Plus trop de souvenirs de "Siogo", à l'exception de "Send Me a Angel" (une réussite). Cependant, la K7 a souvent été joué (même si on regrettait tous la "période animalière").
Blackfoot avait réussi à faire du Rock FM non sirupeux, sans vraiment renier son passé. Au contraire de "Vertical Smiles" (terme qui désigne ... les petits minous).

Au sujet de Ken Hensley, on avait pu lire que son aptitude à jouer de la guitare, a fortiori de la slide, avait été déterminant.

Julien Deléglise a dit…

Pour Vertical Smiles, le groupe était au bord de la mort, coupé en deux.

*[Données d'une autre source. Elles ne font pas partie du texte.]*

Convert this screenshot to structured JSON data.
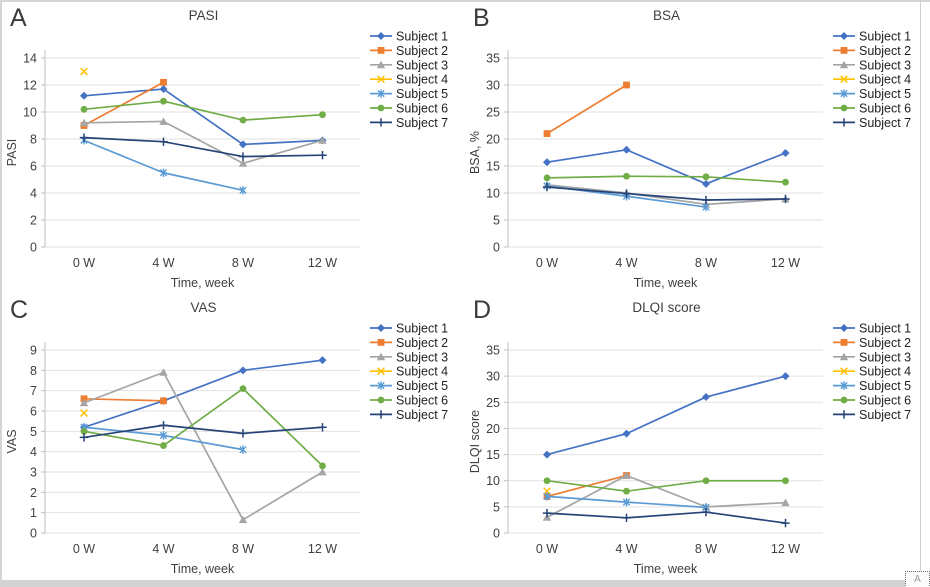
{
  "figure": {
    "corner_handle_letter": "A",
    "grid_color": "#e2e2e2",
    "axis_color": "#bfbfbf",
    "background": "#ffffff"
  },
  "series_meta": [
    {
      "name": "Subject 1",
      "color": "#4472C4",
      "marker": "diamond"
    },
    {
      "name": "Subject 2",
      "color": "#ED7D31",
      "marker": "square"
    },
    {
      "name": "Subject 3",
      "color": "#A5A5A5",
      "marker": "triangle"
    },
    {
      "name": "Subject 4",
      "color": "#FFC000",
      "marker": "x"
    },
    {
      "name": "Subject 5",
      "color": "#5B9BD5",
      "marker": "asterisk"
    },
    {
      "name": "Subject 6",
      "color": "#70AD47",
      "marker": "circle"
    },
    {
      "name": "Subject 7",
      "color": "#264478",
      "marker": "plus"
    }
  ],
  "chart_data": [
    {
      "type": "line",
      "panel_label": "A",
      "title": "PASI",
      "xlabel": "Time, week",
      "ylabel": "PASI",
      "categories": [
        "0 W",
        "4 W",
        "8 W",
        "12 W"
      ],
      "ylim": [
        0,
        14
      ],
      "ytick_step": 2,
      "grid": true,
      "legend_position": "right",
      "series": [
        {
          "name": "Subject 1",
          "values": [
            11.2,
            11.7,
            7.6,
            7.9
          ]
        },
        {
          "name": "Subject 2",
          "values": [
            9.0,
            12.2,
            null,
            null
          ]
        },
        {
          "name": "Subject 3",
          "values": [
            9.2,
            9.3,
            6.2,
            7.9
          ]
        },
        {
          "name": "Subject 4",
          "values": [
            13.0,
            null,
            null,
            null
          ]
        },
        {
          "name": "Subject 5",
          "values": [
            7.9,
            5.5,
            4.2,
            null
          ]
        },
        {
          "name": "Subject 6",
          "values": [
            10.2,
            10.8,
            9.4,
            9.8
          ]
        },
        {
          "name": "Subject 7",
          "values": [
            8.1,
            7.8,
            6.7,
            6.8
          ]
        }
      ]
    },
    {
      "type": "line",
      "panel_label": "B",
      "title": "BSA",
      "xlabel": "Time, week",
      "ylabel": "BSA, %",
      "categories": [
        "0 W",
        "4 W",
        "8 W",
        "12 W"
      ],
      "ylim": [
        0,
        35
      ],
      "ytick_step": 5,
      "grid": true,
      "legend_position": "right",
      "series": [
        {
          "name": "Subject 1",
          "values": [
            15.7,
            18,
            11.7,
            17.4
          ]
        },
        {
          "name": "Subject 2",
          "values": [
            21,
            30,
            null,
            null
          ]
        },
        {
          "name": "Subject 3",
          "values": [
            11.5,
            10,
            7.9,
            8.9
          ]
        },
        {
          "name": "Subject 4",
          "values": [
            null,
            null,
            null,
            null
          ]
        },
        {
          "name": "Subject 5",
          "values": [
            11.3,
            9.4,
            7.4,
            null
          ]
        },
        {
          "name": "Subject 6",
          "values": [
            12.8,
            13.1,
            13,
            12
          ]
        },
        {
          "name": "Subject 7",
          "values": [
            11.1,
            9.9,
            8.7,
            8.9
          ]
        }
      ]
    },
    {
      "type": "line",
      "panel_label": "C",
      "title": "VAS",
      "xlabel": "Time, week",
      "ylabel": "VAS",
      "categories": [
        "0 W",
        "4 W",
        "8 W",
        "12 W"
      ],
      "ylim": [
        0,
        9
      ],
      "ytick_step": 1,
      "grid": true,
      "legend_position": "right",
      "series": [
        {
          "name": "Subject 1",
          "values": [
            5.2,
            6.5,
            8.0,
            8.5
          ]
        },
        {
          "name": "Subject 2",
          "values": [
            6.6,
            6.5,
            null,
            null
          ]
        },
        {
          "name": "Subject 3",
          "values": [
            6.4,
            7.9,
            0.65,
            3.0
          ]
        },
        {
          "name": "Subject 4",
          "values": [
            5.9,
            null,
            null,
            null
          ]
        },
        {
          "name": "Subject 5",
          "values": [
            5.2,
            4.8,
            4.1,
            null
          ]
        },
        {
          "name": "Subject 6",
          "values": [
            5.0,
            4.3,
            7.1,
            3.3
          ]
        },
        {
          "name": "Subject 7",
          "values": [
            4.7,
            5.3,
            4.9,
            5.2
          ]
        }
      ]
    },
    {
      "type": "line",
      "panel_label": "D",
      "title": "DLQI score",
      "xlabel": "Time, week",
      "ylabel": "DLQI score",
      "categories": [
        "0 W",
        "4 W",
        "8 W",
        "12 W"
      ],
      "ylim": [
        0,
        35
      ],
      "ytick_step": 5,
      "grid": true,
      "legend_position": "right",
      "series": [
        {
          "name": "Subject 1",
          "values": [
            15,
            19,
            26,
            30
          ]
        },
        {
          "name": "Subject 2",
          "values": [
            7,
            11,
            null,
            null
          ]
        },
        {
          "name": "Subject 3",
          "values": [
            3,
            11,
            5,
            5.8
          ]
        },
        {
          "name": "Subject 4",
          "values": [
            8,
            null,
            null,
            null
          ]
        },
        {
          "name": "Subject 5",
          "values": [
            7,
            5.9,
            4.9,
            null
          ]
        },
        {
          "name": "Subject 6",
          "values": [
            10,
            8,
            10,
            10
          ]
        },
        {
          "name": "Subject 7",
          "values": [
            3.8,
            2.9,
            4,
            1.9
          ]
        }
      ]
    }
  ]
}
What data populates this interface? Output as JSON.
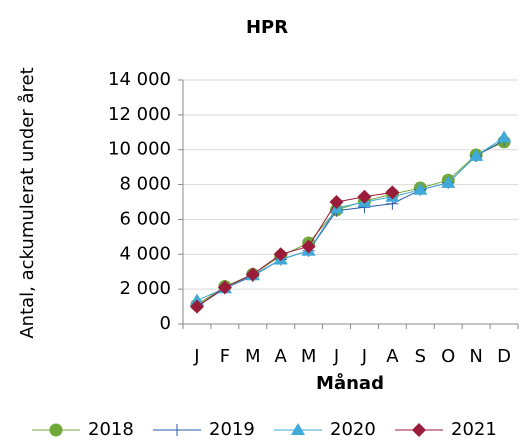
{
  "chart_data": {
    "type": "line",
    "title": "HPR",
    "xlabel": "Månad",
    "ylabel": "Antal, ackumulerat under året",
    "categories": [
      "J",
      "F",
      "M",
      "A",
      "M",
      "J",
      "J",
      "A",
      "S",
      "O",
      "N",
      "D"
    ],
    "series": [
      {
        "name": "2018",
        "color": "#70a83a",
        "marker": "circle",
        "values": [
          1100,
          2150,
          2850,
          3900,
          4650,
          6550,
          7050,
          7450,
          7800,
          8250,
          9700,
          10450
        ]
      },
      {
        "name": "2019",
        "color": "#2a5aa8",
        "marker": "plus",
        "values": [
          1000,
          2050,
          2750,
          3700,
          4200,
          6500,
          6700,
          6900,
          7700,
          8100,
          9650,
          10550
        ]
      },
      {
        "name": "2020",
        "color": "#3fa9d8",
        "marker": "triangle",
        "values": [
          1350,
          2050,
          2800,
          3700,
          4200,
          6650,
          7000,
          7300,
          7700,
          8100,
          9650,
          10700
        ]
      },
      {
        "name": "2021",
        "color": "#9b1b3b",
        "marker": "diamond",
        "values": [
          1000,
          2100,
          2850,
          4000,
          4450,
          7000,
          7300,
          7550,
          null,
          null,
          null,
          null
        ]
      }
    ],
    "ylim": [
      0,
      14000
    ],
    "yticks": [
      0,
      {
        "value": 2000,
        "label": "2 000"
      },
      {
        "value": 4000,
        "label": "4 000"
      },
      {
        "value": 6000,
        "label": "6 000"
      },
      {
        "value": 8000,
        "label": "8 000"
      },
      {
        "value": 10000,
        "label": "10 000"
      },
      {
        "value": 12000,
        "label": "12 000"
      },
      {
        "value": 14000,
        "label": "14 000"
      }
    ],
    "grid": true,
    "legend": "bottom"
  }
}
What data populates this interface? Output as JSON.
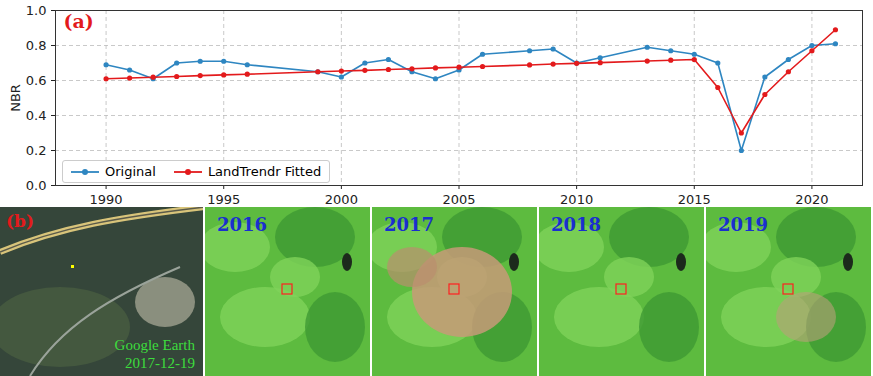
{
  "chart_data": {
    "type": "line",
    "title": "(a)",
    "y_label": "NBR",
    "x": [
      1990,
      1991,
      1992,
      1993,
      1994,
      1995,
      1996,
      1999,
      2000,
      2001,
      2002,
      2003,
      2004,
      2005,
      2006,
      2008,
      2009,
      2010,
      2011,
      2013,
      2014,
      2015,
      2016,
      2017,
      2018,
      2019,
      2020,
      2021
    ],
    "series": [
      {
        "name": "Original",
        "color": "#2e86c1",
        "marker": "o",
        "line_style": "solid",
        "values": [
          0.69,
          0.66,
          0.61,
          0.7,
          0.71,
          0.71,
          0.69,
          0.65,
          0.62,
          0.7,
          0.72,
          0.65,
          0.61,
          0.66,
          0.75,
          0.77,
          0.78,
          0.7,
          0.73,
          0.79,
          0.77,
          0.75,
          0.7,
          0.2,
          0.62,
          0.72,
          0.8,
          0.81
        ]
      },
      {
        "name": "LandTrendr Fitted",
        "color": "#e31a1c",
        "marker": "o",
        "line_style": "solid",
        "values": [
          0.61,
          0.614,
          0.619,
          0.623,
          0.628,
          0.632,
          0.636,
          0.65,
          0.654,
          0.658,
          0.663,
          0.667,
          0.672,
          0.676,
          0.68,
          0.689,
          0.694,
          0.698,
          0.702,
          0.711,
          0.716,
          0.72,
          0.56,
          0.3,
          0.52,
          0.65,
          0.77,
          0.89
        ]
      }
    ],
    "xlim": [
      1987.85,
      2022.15
    ],
    "xticks": [
      1990,
      1995,
      2000,
      2005,
      2010,
      2015,
      2020
    ],
    "ylim": [
      0,
      1
    ],
    "yticks": [
      {
        "value": 0,
        "label": "0.0"
      },
      {
        "value": 0.2,
        "label": "0.2"
      },
      {
        "value": 0.4,
        "label": "0.4"
      },
      {
        "value": 0.6,
        "label": "0.6"
      },
      {
        "value": 0.8,
        "label": "0.8"
      },
      {
        "value": 1,
        "label": "1.0"
      }
    ],
    "grid": true,
    "legend": "lower left"
  },
  "image_panels": {
    "label": "(b)",
    "panels": [
      {
        "caption_lines": [
          "Google Earth",
          "2017-12-19"
        ]
      },
      {
        "caption_lines": [
          "2016"
        ]
      },
      {
        "caption_lines": [
          "2017"
        ]
      },
      {
        "caption_lines": [
          "2018"
        ]
      },
      {
        "caption_lines": [
          "2019"
        ]
      }
    ]
  }
}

Hensley n'a pas eu tant d'impact que cela sur la composition. Le producteur Al Nalli a poussé Medlocke pour qu'il devienne une star, parce qu'il était la belle gueule du groupe. Il visait le genre Bon Jovi. Mais Ce qui faisait la force du groupe, c'était les quatre musiciens soudés. Dès le guitariste Charlie Hargrett parti, l'équilibre a été rompu. D'ailleurs, les disques sans lui ont été des échecs commerciaux cuisants.

Anonyme a dit…

Medlocke en Bon Jovi ... on a de la peine à l'imaginer ; ça semble inconcevable. D'ailleurs, certains ont regretté son incorporation au sein de Lynyrd Skynyrd parce qu'il l'estimait trop "Hard-Rock", trop bourrin.

On parle souvent de "Medecine Man" (avec Neal Casal) comme de la dernière réussite de Blackfoot ; un dernier sursaut. Cependant, le disque est difficile à trouver.

Julien Deléglise a dit…

Les deux derniers sont albums au début des années 90 sont un retour au Hard bluesy. C'est de bonne facture, un peu plan plan et ça sonne parfois gros son US. Néanmoins, c'est largement meilleur que "Vertical Smiles".
Il y a une tentative Bin Jovi : l'album Rick Medlocke's Blackfoot de 1987. le clip "Saturday Night" est une bouse FM intersidérale, un ramassis de clichés navrant au milieu duquel notre apache en veste à franges et guitare Ibanez tente de faire le beau gosse rebelle. La zone quoi.